STIR article - Full Spectrum - Color That's Good for Health header image
Originally published in STIR®

By Kelley Stratton

 

It’s been proven time and again that our emotions affect our health. So it makes sense that how we feel while in healthcare environments can make a difference in how we recover.

A few years ago, I visited one of my best friends in a drab white hospital room. She was hooked up to numerous devices and receiving one of several rounds of chemotherapy. We sat in the room and talked and laughed, and at one point she said, “What would you do differently with this room?”

The question shouldn’t have been what I would do with the room, given I was going to return to the comfort of my own home later. Rather, it should have been what she, the patient, thought.  

So I said: “You’re the one who has to spend the most time here. What would you want to do differently?” She looked around at the stark white walls, the nondescript upholstered chairs and the beige laminated furniture, and said, “Well, some color would be nice.”

We’ve all been in some sort of healthcare environment at various points in our lives, whether for a basic checkup, a surgical procedure or an emergency. We’ve been the patient, the concerned family member, the supportive friend. How do healthcare facility designers account for all of these experiences? And what parts do color and design play in the mental, emotional and even physical reactions of patients and their support system?

Emily Kantz, interior designer for the Color Marketing and Design Department for Sherwin-Williams, has spent hundreds of hours researching and trying to answer these very questions. In fact, Sherwin-Williams will soon be unveiling new color collections for the healthcare environment. “Healthcare is a growing segment for Sherwin-Williams. We want to provide everyone associated with healthcare design ― facility directors and managers, designers and architects ― with the information they need to have color confidence and product power when planning any healthcare setting,” Kantz says.

She notes that each color collection draws inspiration from nature. “Evidence-based design has shown how important nature is in the healing process. For example, studies have shown that viewing nature reduces stress and pain through positive distraction. It’s a very direct influence because people easily understand and relate to nature ― green grass, blue sky, red flowers, etc. Whether it’s the pediatric patient whose mom is pointing out a bird on the windowsill, the aging patient who’s enjoying a stroll through the hospital’s gardens, or the cancer patient about to undergo treatment who’s staring at an island painting and daydreaming about vacation, nature is taking them out of their present situations, thereby reducing stress and possibly improving their outcomes.”

A growing priority of interior design for healthcare facilities is to create comfortable environments that feel less institutional and more like “home.” Rooms should feel less hospital-like and more residential and include the comforting details of a living space. “That’s why it’s vital for designers in this industry to keep an eye on what’s being featured on HGTV and in shelter pubs and fashion magazines, what’s being talked about on popular color and design blogs, and even what’s being displayed on the shelves of stores like Target ― all of these things play a role in influencing and connecting with people’s familiarity with colors and trends,” Kantz says.

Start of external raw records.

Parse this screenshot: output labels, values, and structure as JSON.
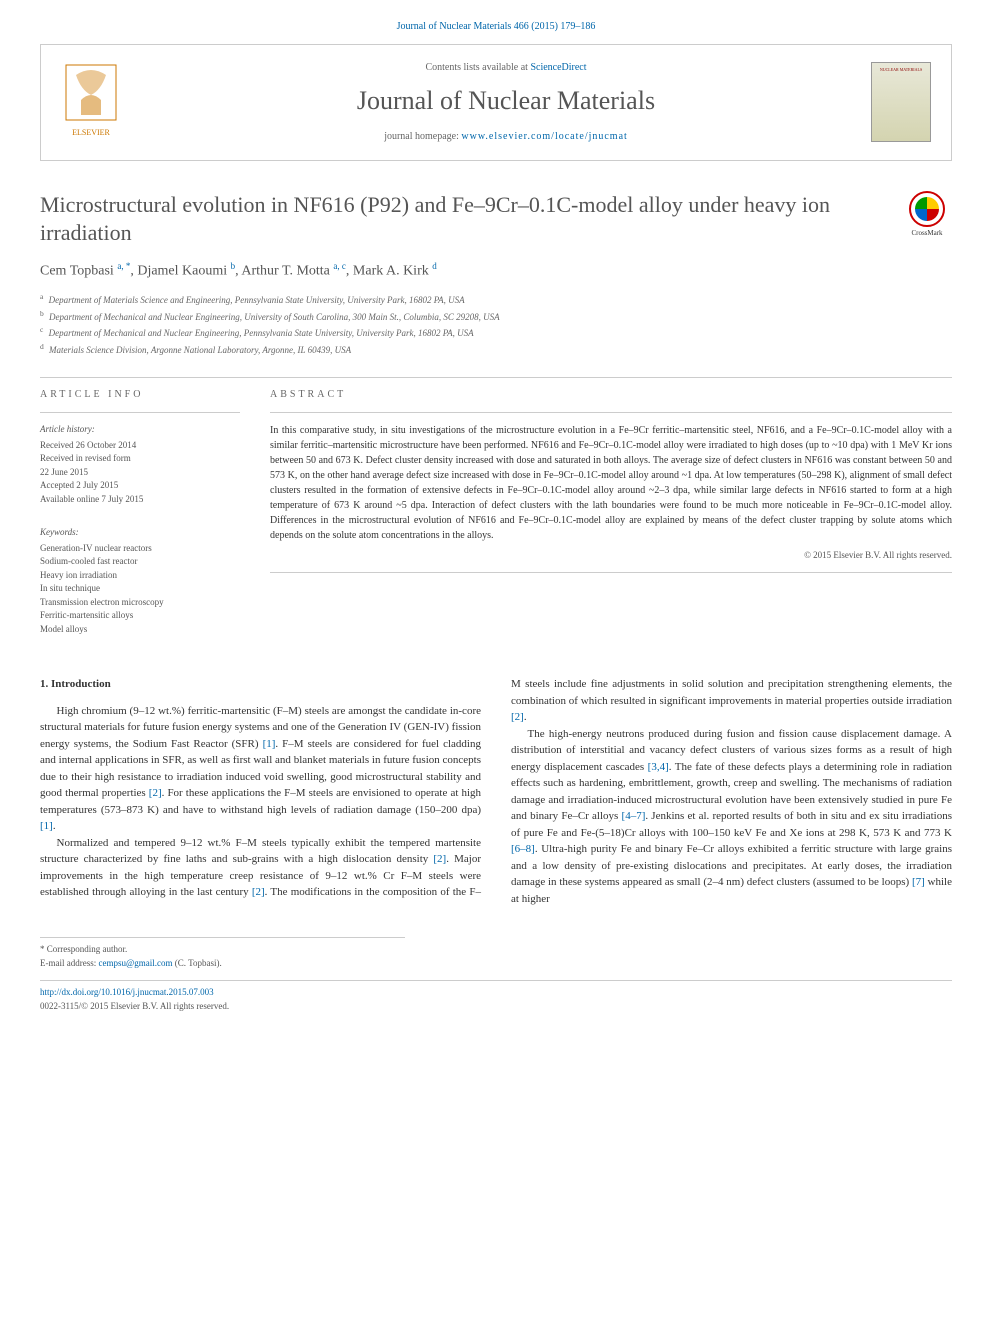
{
  "citation": "Journal of Nuclear Materials 466 (2015) 179–186",
  "banner": {
    "contents_prefix": "Contents lists available at ",
    "contents_link": "ScienceDirect",
    "journal_name": "Journal of Nuclear Materials",
    "homepage_prefix": "journal homepage: ",
    "homepage_url": "www.elsevier.com/locate/jnucmat",
    "cover_label": "NUCLEAR MATERIALS"
  },
  "title": "Microstructural evolution in NF616 (P92) and Fe–9Cr–0.1C-model alloy under heavy ion irradiation",
  "crossmark_label": "CrossMark",
  "authors_html": "Cem Topbasi <sup>a, *</sup>, Djamel Kaoumi <sup>b</sup>, Arthur T. Motta <sup>a, c</sup>, Mark A. Kirk <sup>d</sup>",
  "affiliations": [
    {
      "sup": "a",
      "text": "Department of Materials Science and Engineering, Pennsylvania State University, University Park, 16802 PA, USA"
    },
    {
      "sup": "b",
      "text": "Department of Mechanical and Nuclear Engineering, University of South Carolina, 300 Main St., Columbia, SC 29208, USA"
    },
    {
      "sup": "c",
      "text": "Department of Mechanical and Nuclear Engineering, Pennsylvania State University, University Park, 16802 PA, USA"
    },
    {
      "sup": "d",
      "text": "Materials Science Division, Argonne National Laboratory, Argonne, IL 60439, USA"
    }
  ],
  "info": {
    "label": "ARTICLE INFO",
    "history_label": "Article history:",
    "history": [
      "Received 26 October 2014",
      "Received in revised form",
      "22 June 2015",
      "Accepted 2 July 2015",
      "Available online 7 July 2015"
    ],
    "keywords_label": "Keywords:",
    "keywords": [
      "Generation-IV nuclear reactors",
      "Sodium-cooled fast reactor",
      "Heavy ion irradiation",
      "In situ technique",
      "Transmission electron microscopy",
      "Ferritic-martensitic alloys",
      "Model alloys"
    ]
  },
  "abstract": {
    "label": "ABSTRACT",
    "text": "In this comparative study, in situ investigations of the microstructure evolution in a Fe–9Cr ferritic–martensitic steel, NF616, and a Fe–9Cr–0.1C-model alloy with a similar ferritic–martensitic microstructure have been performed. NF616 and Fe–9Cr–0.1C-model alloy were irradiated to high doses (up to ~10 dpa) with 1 MeV Kr ions between 50 and 673 K. Defect cluster density increased with dose and saturated in both alloys. The average size of defect clusters in NF616 was constant between 50 and 573 K, on the other hand average defect size increased with dose in Fe–9Cr–0.1C-model alloy around ~1 dpa. At low temperatures (50–298 K), alignment of small defect clusters resulted in the formation of extensive defects in Fe–9Cr–0.1C-model alloy around ~2–3 dpa, while similar large defects in NF616 started to form at a high temperature of 673 K around ~5 dpa. Interaction of defect clusters with the lath boundaries were found to be much more noticeable in Fe–9Cr–0.1C-model alloy. Differences in the microstructural evolution of NF616 and Fe–9Cr–0.1C-model alloy are explained by means of the defect cluster trapping by solute atoms which depends on the solute atom concentrations in the alloys.",
    "copyright": "© 2015 Elsevier B.V. All rights reserved."
  },
  "body": {
    "heading": "1. Introduction",
    "p1": "High chromium (9–12 wt.%) ferritic-martensitic (F–M) steels are amongst the candidate in-core structural materials for future fusion energy systems and one of the Generation IV (GEN-IV) fission energy systems, the Sodium Fast Reactor (SFR) [1]. F–M steels are considered for fuel cladding and internal applications in SFR, as well as first wall and blanket materials in future fusion concepts due to their high resistance to irradiation induced void swelling, good microstructural stability and good thermal properties [2]. For these applications the F–M steels are envisioned to operate at high temperatures (573–873 K) and have to withstand high levels of radiation damage (150–200 dpa) [1].",
    "p2": "Normalized and tempered 9–12 wt.% F–M steels typically exhibit the tempered martensite structure characterized by fine laths and sub-grains with a high dislocation density [2]. Major improvements in the high temperature creep resistance of 9–12 wt.% Cr F–M steels were established through alloying in the last century [2]. The modifications in the composition of the F–M steels include fine adjustments in solid solution and precipitation strengthening elements, the combination of which resulted in significant improvements in material properties outside irradiation [2].",
    "p3": "The high-energy neutrons produced during fusion and fission cause displacement damage. A distribution of interstitial and vacancy defect clusters of various sizes forms as a result of high energy displacement cascades [3,4]. The fate of these defects plays a determining role in radiation effects such as hardening, embrittlement, growth, creep and swelling. The mechanisms of radiation damage and irradiation-induced microstructural evolution have been extensively studied in pure Fe and binary Fe–Cr alloys [4–7]. Jenkins et al. reported results of both in situ and ex situ irradiations of pure Fe and Fe-(5–18)Cr alloys with 100–150 keV Fe and Xe ions at 298 K, 573 K and 773 K [6–8]. Ultra-high purity Fe and binary Fe–Cr alloys exhibited a ferritic structure with large grains and a low density of pre-existing dislocations and precipitates. At early doses, the irradiation damage in these systems appeared as small (2–4 nm) defect clusters (assumed to be loops) [7] while at higher"
  },
  "footer": {
    "corr_label": "* Corresponding author.",
    "email_label": "E-mail address: ",
    "email": "cempsu@gmail.com",
    "email_name": " (C. Topbasi).",
    "doi": "http://dx.doi.org/10.1016/j.jnucmat.2015.07.003",
    "issn_line": "0022-3115/© 2015 Elsevier B.V. All rights reserved."
  },
  "colors": {
    "link": "#0066aa",
    "text": "#333333",
    "muted": "#666666",
    "border": "#cccccc"
  }
}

It’s also important to consider the facility’s staff when designing a healthcare environment. “Above all, staff ― and patients for that matter ― prefer clean, updated, well-maintained environments,” says Matthew W. Martin, M.D., of Traverse City, Mich. “That said, ‘clean’ doesn’t have to mean ‘white.’”

Both Martin and Kantz agree color is a great tool to assist with way-finding. “I think the stereotype of the sterile, clinical hospital is gone,” Kantz says. “Healthcare facilities are demonstrating they’re not afraid to use color. Some healthcare facilities are so large that it’s easy to get lost. So color recognition ― Grandma is on the floor with the green walls or the nurse’s station is directly below the bold blue soffit ― can help alleviate unnecessary stress and confusion in an already stressful situation.” Martin agrees: “It’s especially beneficial for patients and families when colors change in hallways and various wings of a hospital to indicate transition. When everything’s the same color, it makes finding your way around what’s already an unfamiliar environment that much tougher.”

The bottom line for all parties involved ― the patients, the medical staff, the supportive friends and families, the designers ― is to promote wellness. And that means broadening the focus of the healthcare environment ― looking beyond just addressing the patient’s physical ailment to finding new ways to promote the patient’s overall health and well-being.